The trend in technology is straight-through processing or electronic

integration of all the required data elements and support systems.

Independent surveys conducted by the Robert E. Nolan Company reveal

that many banks have this objective; but, to date, very few have

accomplished the connectivity in an efficient or effective manner. The few

banks that are integrated have lower time to close, lower cost, and better

quality of data elements. This advantage will certainly impact the amount

of work that a CSR (Customer Service Representative) is able to complete

on a comparative basis. An interesting discovery from the most recent

Nolan Efficiency Ratio Benchmarking Study (analysis completed july

2003) reveals that there is no correlation between a particular software

system and higher retail performance.
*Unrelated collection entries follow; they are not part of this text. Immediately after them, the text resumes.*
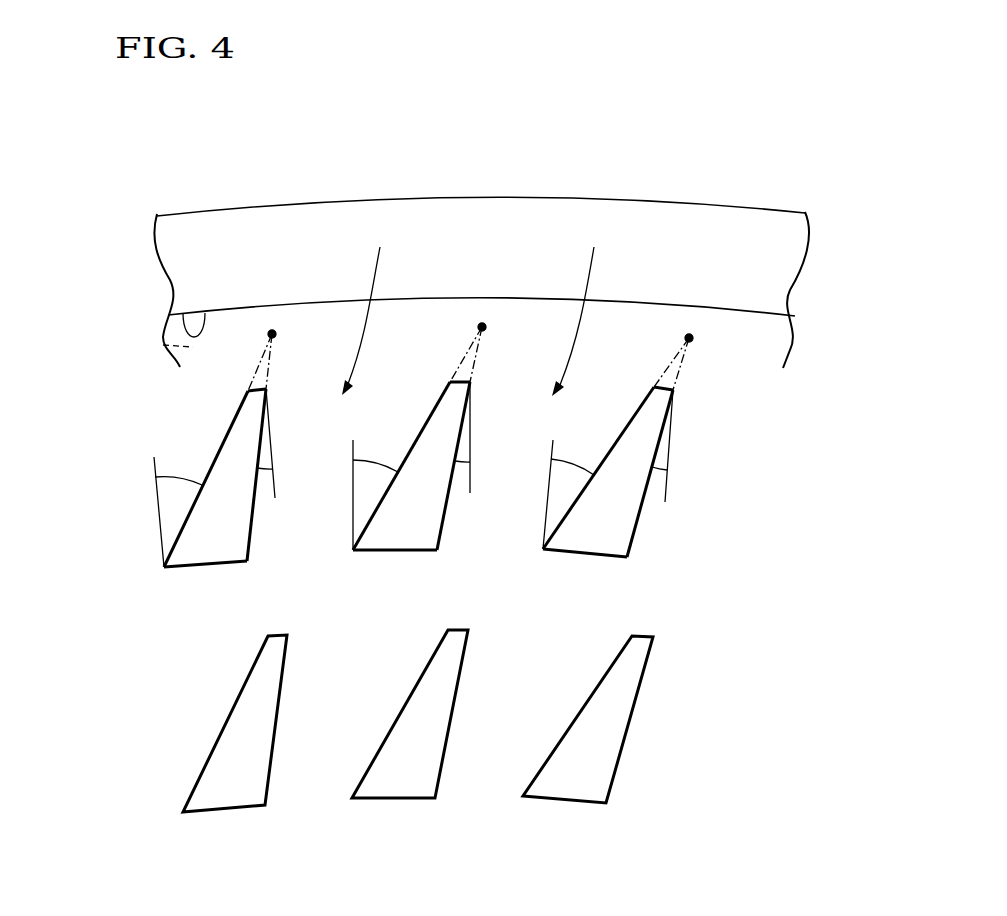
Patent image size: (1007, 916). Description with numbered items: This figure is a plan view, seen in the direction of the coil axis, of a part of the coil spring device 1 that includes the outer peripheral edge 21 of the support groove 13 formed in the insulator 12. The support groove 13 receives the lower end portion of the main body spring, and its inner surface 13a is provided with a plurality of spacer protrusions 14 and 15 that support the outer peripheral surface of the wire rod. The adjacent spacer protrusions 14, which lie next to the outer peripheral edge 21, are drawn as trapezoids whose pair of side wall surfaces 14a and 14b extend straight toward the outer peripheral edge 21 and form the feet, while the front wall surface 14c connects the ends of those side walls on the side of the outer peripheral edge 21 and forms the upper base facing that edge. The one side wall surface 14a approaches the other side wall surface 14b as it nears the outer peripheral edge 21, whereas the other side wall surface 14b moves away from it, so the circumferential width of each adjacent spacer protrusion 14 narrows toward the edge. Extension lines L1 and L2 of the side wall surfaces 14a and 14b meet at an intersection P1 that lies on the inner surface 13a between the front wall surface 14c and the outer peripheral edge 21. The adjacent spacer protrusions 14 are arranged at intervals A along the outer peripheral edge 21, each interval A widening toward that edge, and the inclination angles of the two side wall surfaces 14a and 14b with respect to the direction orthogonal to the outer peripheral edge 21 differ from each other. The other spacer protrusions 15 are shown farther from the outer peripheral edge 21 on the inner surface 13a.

The coil spring device 1 is at (806, 169).
The insulator 12 is at (375, 201).
The support groove 13 is at (223, 315).
The inner surface of the support groove 13a is at (163, 345).
The adjacent spacer protrusion 14 is at (203, 563).
The one side wall surface 14a is at (228, 432).
The other side wall surface 14b is at (252, 527).
The front wall surface 14c is at (252, 388).
The spacer protrusion 15 is at (222, 810).
The outer peripheral edge 21 is at (183, 313).
The intersection P1 is at (272, 334).
The extension line L1 is at (252, 378).
The extension line L2 is at (272, 357).
The interval A is at (473, 307).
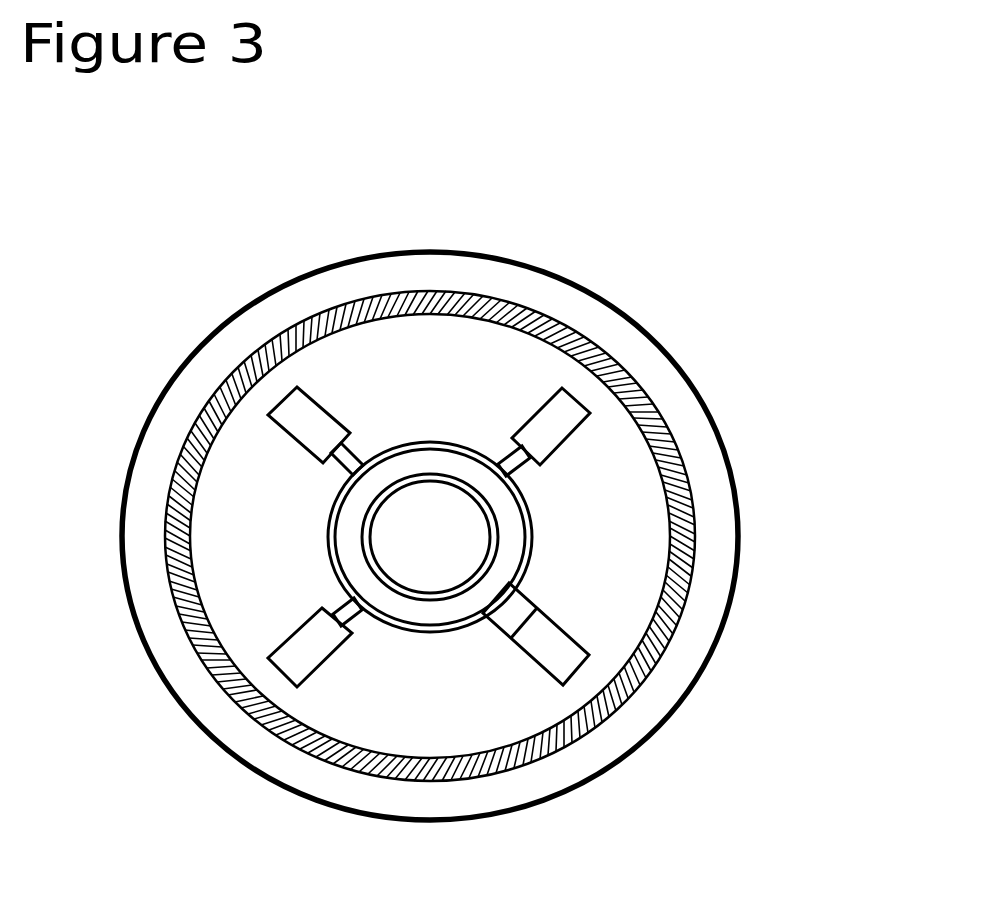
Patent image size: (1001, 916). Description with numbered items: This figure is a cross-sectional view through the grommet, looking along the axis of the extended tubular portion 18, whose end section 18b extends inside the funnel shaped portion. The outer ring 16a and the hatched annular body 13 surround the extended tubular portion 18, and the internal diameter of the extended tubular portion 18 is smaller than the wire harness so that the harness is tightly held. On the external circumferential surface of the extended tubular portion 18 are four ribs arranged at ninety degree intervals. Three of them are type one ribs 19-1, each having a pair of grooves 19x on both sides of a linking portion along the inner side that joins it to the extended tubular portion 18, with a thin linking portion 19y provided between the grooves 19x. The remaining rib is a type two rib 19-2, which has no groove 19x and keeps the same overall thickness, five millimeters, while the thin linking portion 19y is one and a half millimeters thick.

The study examined top-tier

performers by line of business, asset size, and type of organization, without

noting any significance related to performance and system use. The

conclusion is that performance is more highly correlated to the process

design and integration of data systems.

TELLER EFFECTIVENESS

Industry data is best used as directional information, not as a true measure

of what individual banks need to achieve to realize high performance.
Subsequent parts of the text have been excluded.